U.S. stock markets closed mixed on Thursday as weaker-than-expected June jobs data cooled fears of further Federal Reserve rate hikes, sending the Dow Jones to a fresh record.
The S&P 500 (NYSE: SPY) ended the session flat, while the Nasdaq 100 (NASDAQ: QQQ) slipped 1.6% and the Dow Jones Industrial Average (NYSE: DIA) added 1.1% to close at an all-time high.
The Russell 2000, which tracks small-cap equities, also declined, losing 0.6% as investors continued rotating away from growth and technology-linked names.
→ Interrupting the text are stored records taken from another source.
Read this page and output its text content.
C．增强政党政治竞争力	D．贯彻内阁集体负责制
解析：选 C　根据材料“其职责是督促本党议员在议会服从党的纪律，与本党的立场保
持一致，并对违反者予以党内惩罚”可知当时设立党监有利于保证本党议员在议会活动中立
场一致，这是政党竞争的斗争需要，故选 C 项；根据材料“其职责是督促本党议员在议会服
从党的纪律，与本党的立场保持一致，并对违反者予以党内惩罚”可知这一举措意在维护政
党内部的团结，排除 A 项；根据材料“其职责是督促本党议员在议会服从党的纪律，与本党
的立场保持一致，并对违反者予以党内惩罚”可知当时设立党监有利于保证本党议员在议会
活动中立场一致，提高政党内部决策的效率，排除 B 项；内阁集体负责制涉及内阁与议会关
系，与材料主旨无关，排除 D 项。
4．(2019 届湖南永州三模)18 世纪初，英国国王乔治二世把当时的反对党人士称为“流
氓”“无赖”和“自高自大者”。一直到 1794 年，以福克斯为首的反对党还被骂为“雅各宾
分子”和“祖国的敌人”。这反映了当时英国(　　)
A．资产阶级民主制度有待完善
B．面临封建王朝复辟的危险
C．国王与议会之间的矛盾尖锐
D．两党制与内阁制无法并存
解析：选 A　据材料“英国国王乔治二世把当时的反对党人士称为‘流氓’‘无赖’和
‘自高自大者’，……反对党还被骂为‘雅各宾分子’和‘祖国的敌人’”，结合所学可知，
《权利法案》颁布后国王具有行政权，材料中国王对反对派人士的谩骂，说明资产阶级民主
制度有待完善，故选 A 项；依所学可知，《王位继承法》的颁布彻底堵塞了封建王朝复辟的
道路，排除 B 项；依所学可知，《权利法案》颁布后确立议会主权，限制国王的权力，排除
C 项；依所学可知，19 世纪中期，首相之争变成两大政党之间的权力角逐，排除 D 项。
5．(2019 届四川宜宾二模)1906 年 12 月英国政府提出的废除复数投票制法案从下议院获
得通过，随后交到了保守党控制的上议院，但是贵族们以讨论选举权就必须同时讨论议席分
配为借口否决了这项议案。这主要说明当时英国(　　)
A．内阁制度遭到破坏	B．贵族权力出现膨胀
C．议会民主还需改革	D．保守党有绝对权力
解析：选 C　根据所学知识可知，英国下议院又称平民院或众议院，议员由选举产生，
Semiconductor stocks bore the brunt of Thursday’s selling pressure, with the VanEck Semiconductor ETF losing 4.5% and the Philadelphia Semiconductor Index tumbling 5.4%.
The Bureau of Labor Statistics reported that nonfarm payrolls in June increased by a seasonally adjusted 57,000, falling well short of the 115,000 analyst estimate cited by Dow Jones data and reported by MarketWatch.
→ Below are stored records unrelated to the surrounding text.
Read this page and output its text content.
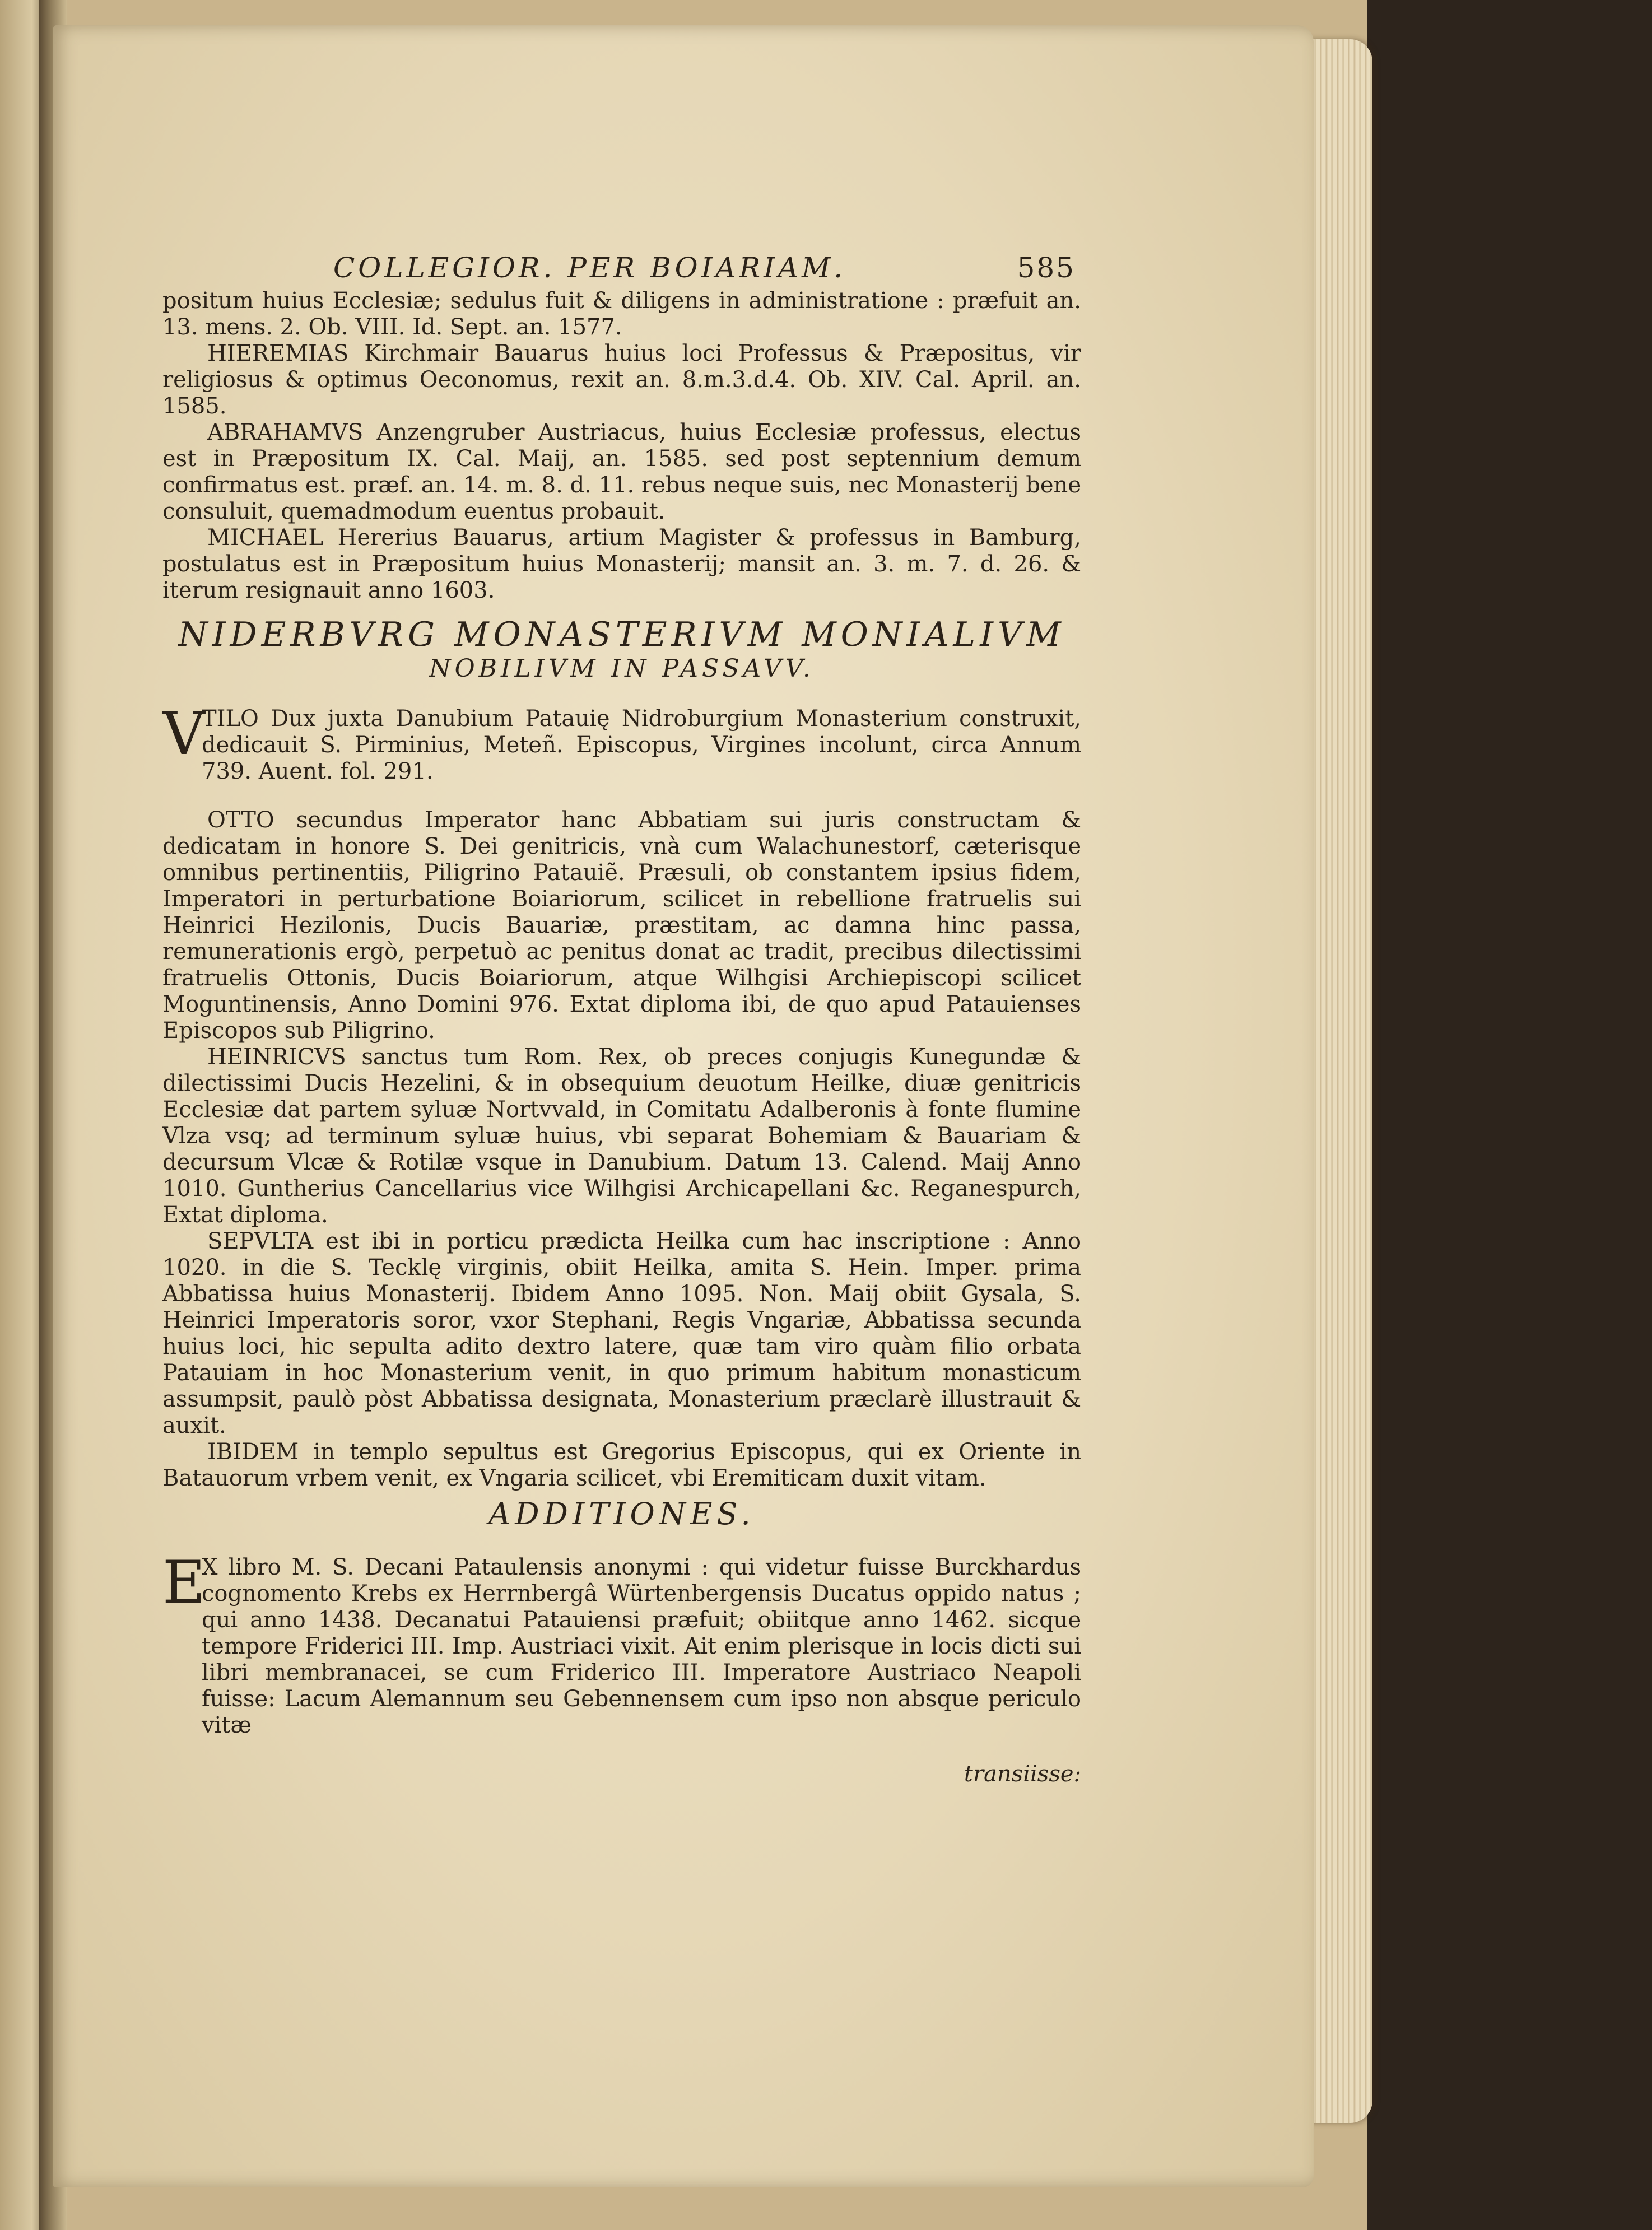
COLLEGIOR. PER BOIARIAM.	585

positum huius Ecclesiæ; sedulus fuit & diligens in administratione : præfuit an. 13. mens. 2. Ob. VIII. Id. Sept. an. 1577.

HIEREMIAS Kirchmair Bauarus huius loci Professus & Præpositus, vir religiosus & optimus Oeconomus, rexit an. 8.m.3.d.4. Ob. XIV. Cal. April. an. 1585.

ABRAHAMVS Anzengruber Austriacus, huius Ecclesiæ professus, electus est in Præpositum IX. Cal. Maij, an. 1585. sed post septennium demum confirmatus est. præf. an. 14. m. 8. d. 11. rebus neque suis, nec Monasterij bene consuluit, quemadmodum euentus probauit.

MICHAEL Hererius Bauarus, artium Magister & professus in Bamburg, postulatus est in Præpositum huius Monasterij; mansit an. 3. m. 7. d. 26. & iterum resignauit anno 1603.

NIDERBVRG MONASTERIVM MONIALIVM
NOBILIVM IN PASSAVV.

V
TILO Dux juxta Danubium Patauię Nidroburgium Monasterium construxit, dedicauit S. Pirminius, Meteñ. Episcopus, Virgines incolunt, circa Annum 739. Auent. fol. 291.

OTTO secundus Imperator hanc Abbatiam sui juris constructam & dedicatam in honore S. Dei genitricis, vnà cum Walachunestorf, cæterisque omnibus pertinentiis, Piligrino Patauiẽ. Præsuli, ob constantem ipsius fidem, Imperatori in perturbatione Boiariorum, scilicet in rebellione fratruelis sui Heinrici Hezilonis, Ducis Bauariæ, præstitam, ac damna hinc passa, remunerationis ergò, perpetuò ac penitus donat ac tradit, precibus dilectissimi fratruelis Ottonis, Ducis Boiariorum, atque Wilhgisi Archiepiscopi scilicet Moguntinensis, Anno Domini 976. Extat diploma ibi, de quo apud Patauienses Episcopos sub Piligrino.

HEINRICVS sanctus tum Rom. Rex, ob preces conjugis Kunegundæ & dilectissimi Ducis Hezelini, & in obsequium deuotum Heilke, diuæ genitricis Ecclesiæ dat partem syluæ Nortvvald, in Comitatu Adalberonis à fonte flumine Vlza vsq; ad terminum syluæ huius, vbi separat Bohemiam & Bauariam & decursum Vlcæ & Rotilæ vsque in Danubium. Datum 13. Calend. Maij Anno 1010. Guntherius Cancellarius vice Wilhgisi Archicapellani &c. Reganespurch, Extat diploma.

SEPVLTA est ibi in porticu prædicta Heilka cum hac inscriptione : Anno 1020. in die S. Tecklę virginis, obiit Heilka, amita S. Hein. Imper. prima Abbatissa huius Monasterij. Ibidem Anno 1095. Non. Maij obiit Gysala, S. Heinrici Imperatoris soror, vxor Stephani, Regis Vngariæ, Abbatissa secunda huius loci, hic sepulta adito dextro latere, quæ tam viro quàm filio orbata Patauiam in hoc Monasterium venit, in quo primum habitum monasticum assumpsit, paulò pòst Abbatissa designata, Monasterium præclarè illustrauit & auxit.

IBIDEM in templo sepultus est Gregorius Episcopus, qui ex Oriente in Batauorum vrbem venit, ex Vngaria scilicet, vbi Eremiticam duxit vitam.

ADDITIONES.

E
X libro M. S. Decani Pataulensis anonymi : qui videtur fuisse Burckhardus cognomento Krebs ex Herrnbergâ Würtenbergensis Ducatus oppido natus ; qui anno 1438. Decanatui Patauiensi præfuit; obiitque anno 1462. sicque tempore Friderici III. Imp. Austriaci vixit. Ait enim plerisque in locis dicti sui libri membranacei, se cum Friderico III. Imperatore Austriaco Neapoli fuisse: Lacum Alemannum seu Gebennensem cum ipso non absque periculo vitæ

transiisse:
The BLS also revised its earlier payroll figures downward, trimming May’s estimate by 43,000 and April’s by 31,000, suggesting the labor market had been growing more slowly than previously understood.
The unemployment rate came in at 4.2%, slightly below the expected 4.3%, offering a modest silver lining within an otherwise disappointing employment report.
Rate hike odds dropped sharply in response to the data, falling to 17.6% on Thursday from 28.9% the prior day and 32.1% a week earlier, according to the CME FedWatch tool.
Bret Kenwell at eToro told Bloomberg, “Just when investors thought they had the labor market figured out, the June jobs report threw them a curveball,” adding, “A disappointing jobs report isn’t exactly good news, but it may give risk-on assets a silver lining: Less pressure on the Fed to take a hawkish stance.”
Retail sentiment on Stocktwits for SPY, QQQ, and DIA was broadly bullish, with normal to high message volumes across all three benchmark-tracking instruments.
Among the stocks drawing attention, CoreWeave slid to its worst single-day loss in more than four months after reports emerged that Meta Platforms (NASDAQ: META) is developing plans for its own cloud computing business.
Lucid Group drew investor focus after the EV maker announced a major leadership overhaul following weaker-than-expected second-quarter vehicle deliveries.
Advanced Micro Devices (NASDAQ: AMD) was also in the spotlight after the chipmaker awarded a significant stock payout to its chief executive, Lisa Su, following a strong rally in the first half of the year.
Tesla (NASDAQ: TSLA) reported better-than-expected second-quarter deliveries, supported by strong performance across Europe and China, while Amazon (NASDAQ: AMZN) deployed enough low-Earth orbit satellites to prepare for the commercial launch of its space-based internet service later this year.
Separately, Anthropic PBC is in talks with Samsung Electronics to become a manufacturing partner for a custom artificial intelligence chip, a development that underscores the continued race among AI companies to secure dedicated semiconductor capacity.